Los Estados Unidos, en particular, necesitan invertir la tendencia. Necesita empezar a invertir el dinero y la atención en sistemas como la vigilancia global que hace para el caza F-35. Los estadounidenses necesitan prestar más atención a organizaciones como la Comisión Bipartita de Biodefensa que han trabajado incansablemente para tratar de advertir de la amenaza de la guerra bacteriológica. Y en lugar de romper los lazos con ellos en un ataque de pique presidencial, los Estados Unidos necesitan fortalecer su cooperación con las redes mundiales de salud como la Organización Mundial de la Salud y recuperar el liderazgo en la lucha contra los microbios.

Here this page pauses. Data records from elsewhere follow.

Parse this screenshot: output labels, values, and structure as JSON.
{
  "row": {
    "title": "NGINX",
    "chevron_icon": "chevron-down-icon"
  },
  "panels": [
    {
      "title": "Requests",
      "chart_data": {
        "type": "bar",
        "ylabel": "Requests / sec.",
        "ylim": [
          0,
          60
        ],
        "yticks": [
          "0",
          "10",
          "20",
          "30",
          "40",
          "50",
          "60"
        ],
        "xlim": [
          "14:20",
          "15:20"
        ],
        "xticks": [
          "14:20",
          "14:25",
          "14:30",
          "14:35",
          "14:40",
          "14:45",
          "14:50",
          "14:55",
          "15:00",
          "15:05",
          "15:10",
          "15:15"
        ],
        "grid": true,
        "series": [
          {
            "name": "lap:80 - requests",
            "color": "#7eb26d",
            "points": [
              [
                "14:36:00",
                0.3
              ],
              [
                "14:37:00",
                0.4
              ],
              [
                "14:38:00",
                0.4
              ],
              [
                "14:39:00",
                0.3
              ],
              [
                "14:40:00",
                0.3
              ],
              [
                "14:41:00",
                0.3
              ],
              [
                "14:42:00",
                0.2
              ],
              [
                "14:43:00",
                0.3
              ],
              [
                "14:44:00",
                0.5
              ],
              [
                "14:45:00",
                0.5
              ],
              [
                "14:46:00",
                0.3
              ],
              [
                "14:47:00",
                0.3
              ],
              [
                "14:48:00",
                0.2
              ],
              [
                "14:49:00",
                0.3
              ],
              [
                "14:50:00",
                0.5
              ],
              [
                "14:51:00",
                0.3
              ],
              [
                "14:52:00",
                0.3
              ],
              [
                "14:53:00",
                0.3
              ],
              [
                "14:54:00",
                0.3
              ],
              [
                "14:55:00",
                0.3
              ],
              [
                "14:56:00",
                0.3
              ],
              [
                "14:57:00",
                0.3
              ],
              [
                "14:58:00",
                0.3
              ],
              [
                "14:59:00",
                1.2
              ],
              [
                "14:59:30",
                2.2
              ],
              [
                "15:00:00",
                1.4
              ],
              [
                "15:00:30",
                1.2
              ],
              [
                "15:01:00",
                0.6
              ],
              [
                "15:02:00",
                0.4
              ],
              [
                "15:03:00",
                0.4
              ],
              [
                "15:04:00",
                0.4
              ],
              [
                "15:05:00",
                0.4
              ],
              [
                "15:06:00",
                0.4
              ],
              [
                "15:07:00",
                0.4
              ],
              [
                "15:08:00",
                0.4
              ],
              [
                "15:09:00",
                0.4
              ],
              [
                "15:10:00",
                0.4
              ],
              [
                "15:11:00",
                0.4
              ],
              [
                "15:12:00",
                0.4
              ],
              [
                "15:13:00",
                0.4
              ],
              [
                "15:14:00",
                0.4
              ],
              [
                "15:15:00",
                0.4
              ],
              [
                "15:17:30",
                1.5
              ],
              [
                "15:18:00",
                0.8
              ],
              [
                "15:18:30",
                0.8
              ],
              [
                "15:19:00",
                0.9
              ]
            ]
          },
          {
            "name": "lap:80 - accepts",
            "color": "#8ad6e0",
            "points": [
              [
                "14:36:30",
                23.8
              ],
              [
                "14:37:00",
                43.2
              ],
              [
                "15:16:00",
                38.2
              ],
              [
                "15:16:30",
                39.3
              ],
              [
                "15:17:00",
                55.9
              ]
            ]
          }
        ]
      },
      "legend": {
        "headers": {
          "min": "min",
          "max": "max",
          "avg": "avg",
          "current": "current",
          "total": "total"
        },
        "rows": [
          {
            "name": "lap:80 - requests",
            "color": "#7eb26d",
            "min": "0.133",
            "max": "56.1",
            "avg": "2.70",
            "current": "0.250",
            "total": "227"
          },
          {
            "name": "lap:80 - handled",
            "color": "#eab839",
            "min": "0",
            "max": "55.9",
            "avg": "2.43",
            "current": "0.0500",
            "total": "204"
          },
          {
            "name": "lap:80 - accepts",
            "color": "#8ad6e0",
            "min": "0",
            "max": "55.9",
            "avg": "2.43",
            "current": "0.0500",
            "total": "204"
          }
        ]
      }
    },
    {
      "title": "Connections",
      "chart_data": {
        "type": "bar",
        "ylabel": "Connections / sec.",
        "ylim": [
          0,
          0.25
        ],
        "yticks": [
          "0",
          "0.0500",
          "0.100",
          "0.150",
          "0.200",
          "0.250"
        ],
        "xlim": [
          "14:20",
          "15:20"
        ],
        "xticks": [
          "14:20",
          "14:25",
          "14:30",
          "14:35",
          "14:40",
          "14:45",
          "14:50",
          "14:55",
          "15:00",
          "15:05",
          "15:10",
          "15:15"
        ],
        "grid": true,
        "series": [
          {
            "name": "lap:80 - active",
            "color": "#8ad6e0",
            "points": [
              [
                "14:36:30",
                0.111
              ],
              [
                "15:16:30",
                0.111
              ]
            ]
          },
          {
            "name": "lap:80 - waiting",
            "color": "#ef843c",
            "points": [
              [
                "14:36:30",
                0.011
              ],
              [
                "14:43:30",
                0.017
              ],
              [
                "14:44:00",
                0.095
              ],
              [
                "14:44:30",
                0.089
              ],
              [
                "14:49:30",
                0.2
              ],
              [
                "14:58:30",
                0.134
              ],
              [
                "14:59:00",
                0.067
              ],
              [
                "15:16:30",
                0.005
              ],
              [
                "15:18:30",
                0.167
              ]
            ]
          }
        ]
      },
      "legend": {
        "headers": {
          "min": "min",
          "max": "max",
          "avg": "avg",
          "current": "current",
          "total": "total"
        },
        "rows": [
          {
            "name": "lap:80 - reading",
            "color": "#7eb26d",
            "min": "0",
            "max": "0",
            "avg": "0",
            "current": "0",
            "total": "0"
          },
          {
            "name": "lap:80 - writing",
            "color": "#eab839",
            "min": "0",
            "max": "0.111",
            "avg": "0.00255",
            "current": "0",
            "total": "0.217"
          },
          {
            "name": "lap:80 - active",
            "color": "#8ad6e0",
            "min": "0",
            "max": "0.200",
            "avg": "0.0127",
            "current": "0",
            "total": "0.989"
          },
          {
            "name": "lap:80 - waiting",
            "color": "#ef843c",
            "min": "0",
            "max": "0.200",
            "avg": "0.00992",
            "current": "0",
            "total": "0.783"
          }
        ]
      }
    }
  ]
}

Y debido a que la salud pública y la seguridad nacional son una sola, los Estados Unidos necesita incorporar el enorme poderío de su ejército. Los miembros del servicio ya se han entrenado para situaciones de desastre. Ya están incluidos en el plan maestro de desastres del Marco de Respuesta Nacional. Y cuando han sido capaces de luchar, codo con codo, con los profesionales de la salud pública, como en la Operación Asistencia Unida contra el Ébola de 2014, han mostrado el poder de derrotar a un enemigo en el extranjero en lugar de esperarlo en casa.
Por último, los estadounidenses que ven el peligro necesitan volver a involucrar al público en la lucha contra las amenazas microscópicas. Ninguna democracia libre y abierta puede sobrevivir sin el apoyo voluntario de su pueblo. Si hay algo bueno en esta tragedia, puede ser la llamada de atención de que la salud pública no es algo que se dé por sentado. Los que están en el poder y luchan en la guerra contra los microbios deben asociarse con los narradores y comunicadores de todo el mundo, de la misma manera que Hollywood fue a la guerra en 1941. El votante o el contribuyente medio tiene que volver a la ciencia y a los hechos para entender de dónde viene la enfermedad y cómo combatirla eficazmente.
No hacerlo significa rendir el frente de la educación a la clase de embaucadores de falsa curación, intrigantes políticos y pseudo-expertos que dieron ayuda y consuelo a COVID-19. Tan peligrosos como eran para la plaga natural de hoy, podrían muy bien ser la quinta columna involuntaria para el bioterrorista de mañana.Si el mundo puede unir los esfuerzos nacionales e internacionales y gastar el tiempo y el dinero necesarios para reconstruir las barricadas de la salud pública, entonces ninguna plaga, natural o de ingeniería, tendrá la oportunidad de hacernos daño.